The cosmic explosion named AT2018cow traveled nearly 200 million light years before it disappeared from the sky.
Months later, at the most recent meeting of the American Astronomical Society on January 10, 2019, astronomers across the United States have presented possible theories to explain the blast nicknamed “The Cow.”
The Strange Explosion
The explosion was discovered by the Asteroid Terrestrial-impact Last Alert System, also known as the ATLAS, a pair of survey telescopes in Hawaii.
The Cow captured the attention of astronomers because it was unlike a standard exploding star, also known as a supernova. When a large star (such as our Sun) runs out of fuel, it can no longer hold its weight. The pressure from the layers of the star becomes so great that it collapses onto itself, creating a spectacular explosion. The dying star generates light that is a million times brighter than the galaxy itself!
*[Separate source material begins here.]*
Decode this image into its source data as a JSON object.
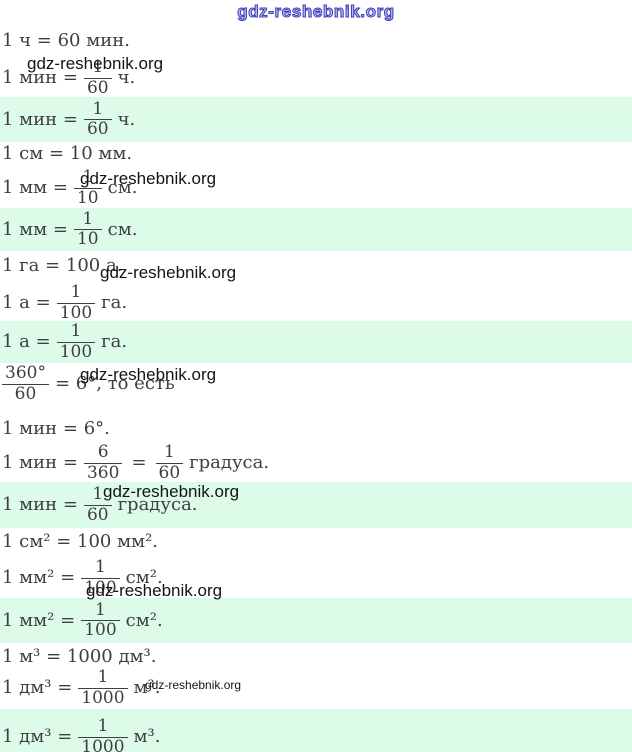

Most exploding stars take several weeks to reach their peak luminosity while the Cow reached its peak luminosity in just two days. It also became ten times brighter than a regular supernova. Initially, it was assumed that the explosion took place in our galaxy because of the Cow's luminance. But spectroscopic analyses concluded that the explosion occurred in CGCG 137-068 which is a galaxy in the constellation Hercules two hundred million light years from the Earth!
Additionally, the explosion did not give high readings of radioactivity like most supernovae do. Instead, the Cow showed the traces of helium and hydrogen. The Cow did not cool down after it exploded which is also unlike general supernovae.
According to Amy Lien, one theory explaining the Cow is that a star came close to a black hole causing the massive blast. She claims that the star would have to be a white dwarf (a star that had already exploded and burned through all its fuel) because of its lack of heavier elements.
Another team of astronomers, Raffaella Margutti and her colleagues, believe that the Cow might have been the birth of a black hole (an extremely dense region in space from which light cannot escape; read more here) or a neutron star (when an exploded star collapses into itself, read more here).
X-rays of the Cow have shown that it reflects cooler, denser material similar to black holes. Also, observations showed that the Cow was getting brighter after the explosion occurred. This emission could have been caused because of a shockwave from the engine of a black hole or neutron star. Witnessing the birth of a black hole has never been recorded in history and the Cow may be just that if Margutti and her team are correct.
It is still unclear why the blast occurred, but most evidence suggests that it was not a typical supernova. Astronomers are still trying to gather more evidence to find the reason behind the Cow.